Should climate change deniers help make policy?

PAST AND FUTURE Flooding around 1975 illustrates future coastal indundation scenarios thanks to sea level rise. Photo courtesy City of Arcata

Daniel Mintz
Mad River Union

HUMBOLDT – ​Humboldt County’s interest in forming a Climate Advisory Committee hinges on an initial question – should those who are skeptical be disqualified from its membership?

​The idea of forming a committee to recommend climate change responses was discussed – and debated – at the August 27 Board of Supervisors meeting.

​Board Chair Rex Bohn, who prioritizes economic concerns, acknowledged that people may be surprised that he sponsored the discussion as an agenda item. But he said two residents of his district – well-known political action advocates and Petrolia residents David Simpson and Jane Lapiner – are “true educators for me in this.”

​Bohn also favors a regional approach so Humboldt isn’t put at an economic disadvantage. Walter Smith, a sustainable forestry advocate, described how Mendocino County is in the process of forming an advisory committee.

​Smith said interest in the Mendocino committee includes “people from all walks of life, not just enviros.”

​But how Humboldt should approach appointments became a flashpoint of debate. The county is already in the midst of devising a Climate Action Plan and Supervisor Mike Wilson is wary of muddying the local response to what’s come to be known as a climate emergency.

​“What I don’t want to get in the way of is the momentum of the Climate Action Plan,” he said.

​Wilson told Bohn that people will indeed question why he sponsored the discussion, “Because of the obvious politics of that.”

​Bohn, who is running for re-election, quickly responded, “I live here.”

​Pointing out that “climate deniers” have been appointed to high profile entities like the Planning Commission, Wilson added, “We want to make sure our commitment is real, we want action, and I think some people fear that if we want big ideas to die, put it in a big committee, because maybe it’ll never get to the board and be accountable.”

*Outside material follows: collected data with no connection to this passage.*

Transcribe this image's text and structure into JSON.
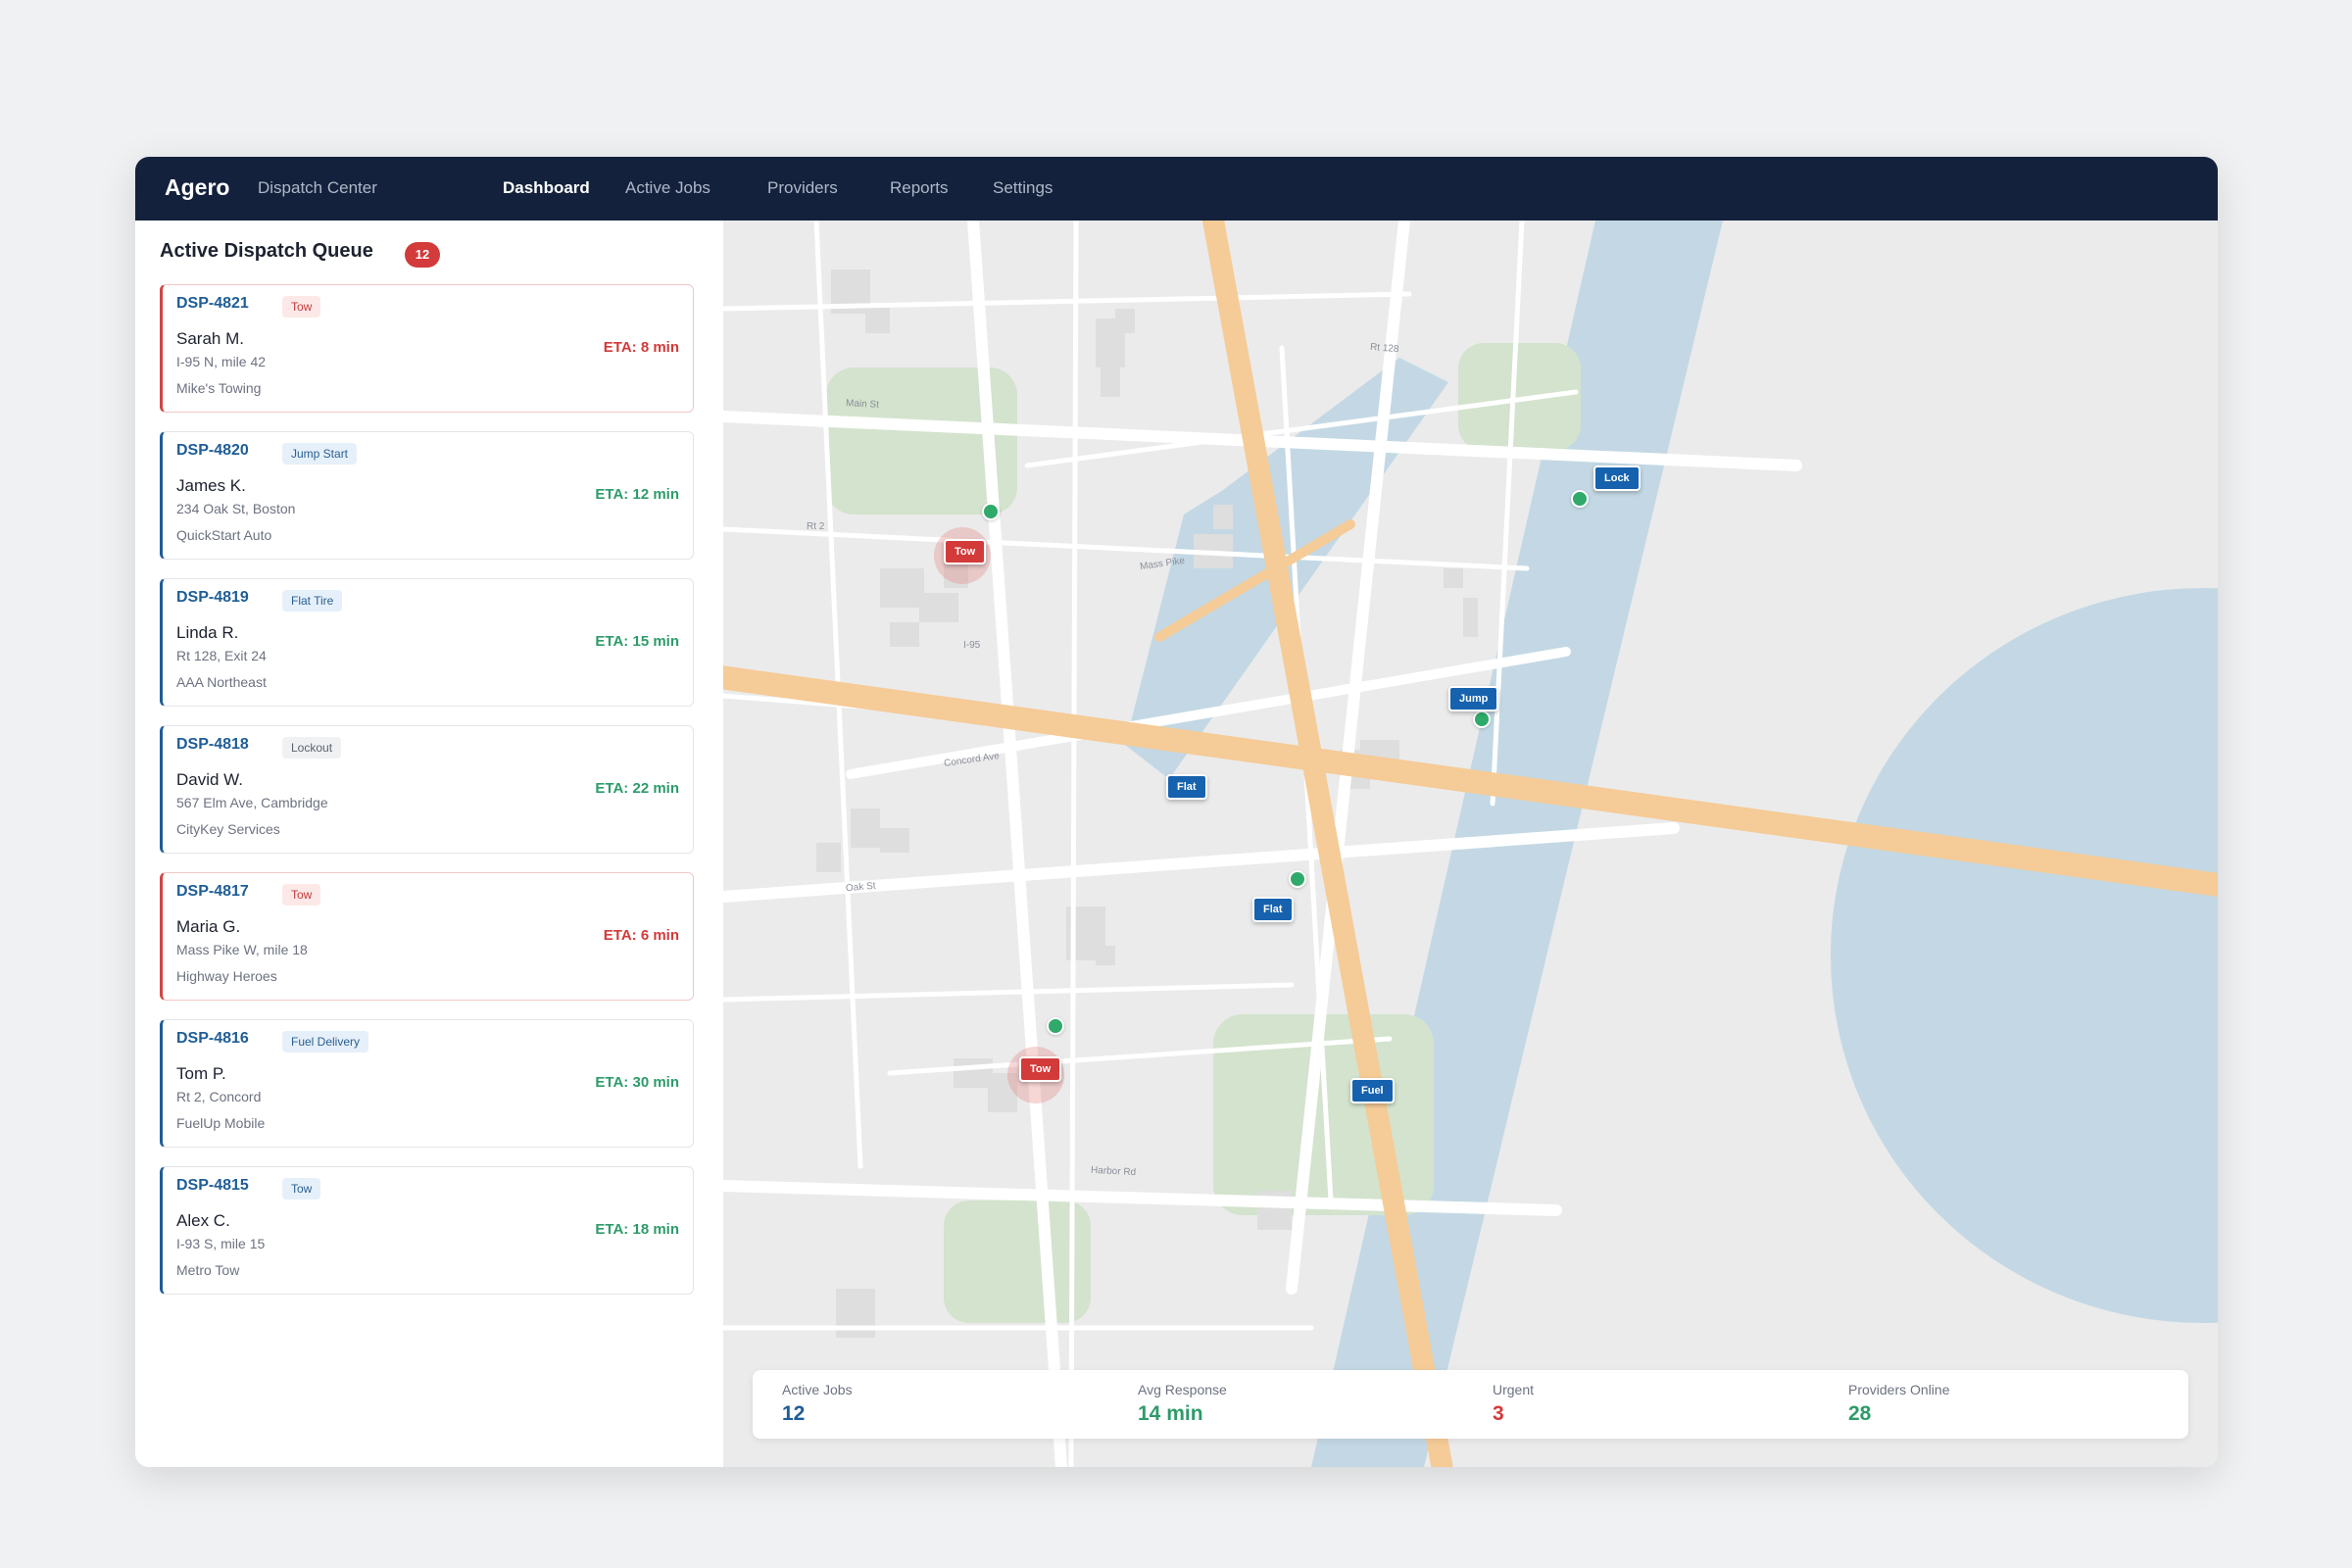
{
  "app": {
    "brand": "Agero",
    "subtitle": "Dispatch Center"
  },
  "nav": {
    "items": [
      {
        "label": "Dashboard",
        "active": true
      },
      {
        "label": "Active Jobs",
        "active": false
      },
      {
        "label": "Providers",
        "active": false
      },
      {
        "label": "Reports",
        "active": false
      },
      {
        "label": "Settings",
        "active": false
      }
    ]
  },
  "queue": {
    "title": "Active Dispatch Queue",
    "count": "12",
    "cards": [
      {
        "id": "DSP-4821",
        "type": "Tow",
        "type_color": "red",
        "customer": "Sarah M.",
        "location": "I-95 N, mile 42",
        "provider": "Mike's Towing",
        "eta": "ETA: 8 min",
        "eta_color": "red",
        "urgent": true
      },
      {
        "id": "DSP-4820",
        "type": "Jump Start",
        "type_color": "blue",
        "customer": "James K.",
        "location": "234 Oak St, Boston",
        "provider": "QuickStart Auto",
        "eta": "ETA: 12 min",
        "eta_color": "green",
        "urgent": false
      },
      {
        "id": "DSP-4819",
        "type": "Flat Tire",
        "type_color": "blue",
        "customer": "Linda R.",
        "location": "Rt 128, Exit 24",
        "provider": "AAA Northeast",
        "eta": "ETA: 15 min",
        "eta_color": "green",
        "urgent": false
      },
      {
        "id": "DSP-4818",
        "type": "Lockout",
        "type_color": "gray",
        "customer": "David W.",
        "location": "567 Elm Ave, Cambridge",
        "provider": "CityKey Services",
        "eta": "ETA: 22 min",
        "eta_color": "green",
        "urgent": false
      },
      {
        "id": "DSP-4817",
        "type": "Tow",
        "type_color": "red",
        "customer": "Maria G.",
        "location": "Mass Pike W, mile 18",
        "provider": "Highway Heroes",
        "eta": "ETA: 6 min",
        "eta_color": "red",
        "urgent": true
      },
      {
        "id": "DSP-4816",
        "type": "Fuel Delivery",
        "type_color": "blue",
        "customer": "Tom P.",
        "location": "Rt 2, Concord",
        "provider": "FuelUp Mobile",
        "eta": "ETA: 30 min",
        "eta_color": "green",
        "urgent": false
      },
      {
        "id": "DSP-4815",
        "type": "Tow",
        "type_color": "blue",
        "customer": "Alex C.",
        "location": "I-93 S, mile 15",
        "provider": "Metro Tow",
        "eta": "ETA: 18 min",
        "eta_color": "green",
        "urgent": false
      }
    ]
  },
  "map": {
    "streets": [
      "Rt 128",
      "Main St",
      "Rt 2",
      "Mass Pike",
      "I-95",
      "Concord Ave",
      "Oak St",
      "Harbor Rd"
    ],
    "markers": [
      {
        "label": "Lock",
        "color": "blue"
      },
      {
        "label": "Tow",
        "color": "red"
      },
      {
        "label": "Jump",
        "color": "blue"
      },
      {
        "label": "Flat",
        "color": "blue"
      },
      {
        "label": "Flat",
        "color": "blue"
      },
      {
        "label": "Tow",
        "color": "red"
      },
      {
        "label": "Fuel",
        "color": "blue"
      }
    ]
  },
  "stats": [
    {
      "label": "Active Jobs",
      "value": "12",
      "color": "#1f5d96"
    },
    {
      "label": "Avg Response",
      "value": "14 min",
      "color": "#2e9b6a"
    },
    {
      "label": "Urgent",
      "value": "3",
      "color": "#d33a3a"
    },
    {
      "label": "Providers Online",
      "value": "28",
      "color": "#2e9b6a"
    }
  ],
  "colors": {
    "topbar": "#13213c",
    "accent": "#1f5d96",
    "urgent": "#d33a3a",
    "success": "#2e9b6a",
    "water": "#c3d8e4",
    "park": "#d3e3cd",
    "highway": "#f5cb97"
  }
}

He envisions a committee united in commitment to its purpose and not one that gets “lost in a swirl of unending discussion.”

​Wilson’s reference to climate change denial on the Planning Commission likely refers to Bohn’s appointment, development contractor Alan Bongio.

When the commission discussed sea level rise planning last November, Bongio said he’s not convinced by climate change warnings that are “shoved down our throat on a daily basis” because “you can get whatever results you want if you get the right scientists to go along with you.”

And there may be room at the table for those beliefs.

“I find it absolutely fascinating that’s there’s so much defensiveness and over-reacting coming from that end of the dais,” said Supervisor Virginia Bass, referring to Wilson’s area of the chambers.

Adding that “I think  it’s strong that you call some people ‘climate deniers,’” Bass said she gets into climate change debates with people, including “some that live in my house” and most of them don’t deny changes are happening.

“It’s just, how is it happening,” she continued. “I also think it was kind of a dig, talking about the political reasons for bringing it forward.” ​

​On the make-up of the committee, Bass believes there could be “some value to having people who don’t all share the same place” and can “bring a different perspective to it.”

​Bohn agreed. “On the diversity – it can’t all be one way,” he said. “It’s amazing, I hear, ‘We have to have diversity’ and I believe in that 100 percent, except you don’t want diversity if it’s something you believe in – ‘I just want everybody on my side,’” he said.

​Getting “the public’s buy-in” won’t happen “unless everybody has a seat at the table,” Bohn continued.

​On the possibly politically-geared timing, Bohn said he’s been talking about the idea with Simpson, Lapiner and Smith “for years” and given Mendocino’s actions, “This is the time we could bring it forward.”

​Supervisor Steven Madrone said he respects all opinions but “perhaps the worst thing we could possibly do would be to set up a committee that is equally divided between those that believe it’s happening and those that don’t and we get nothing done or we waylay the action.”

The tenor of the discussion ensures that if the committee reaches the level of an appointment process, the picks will be closely scrutinized.  

Supervisors directed county planning staff to develop recommendations for forming a committee and present them to the board at a future meeting.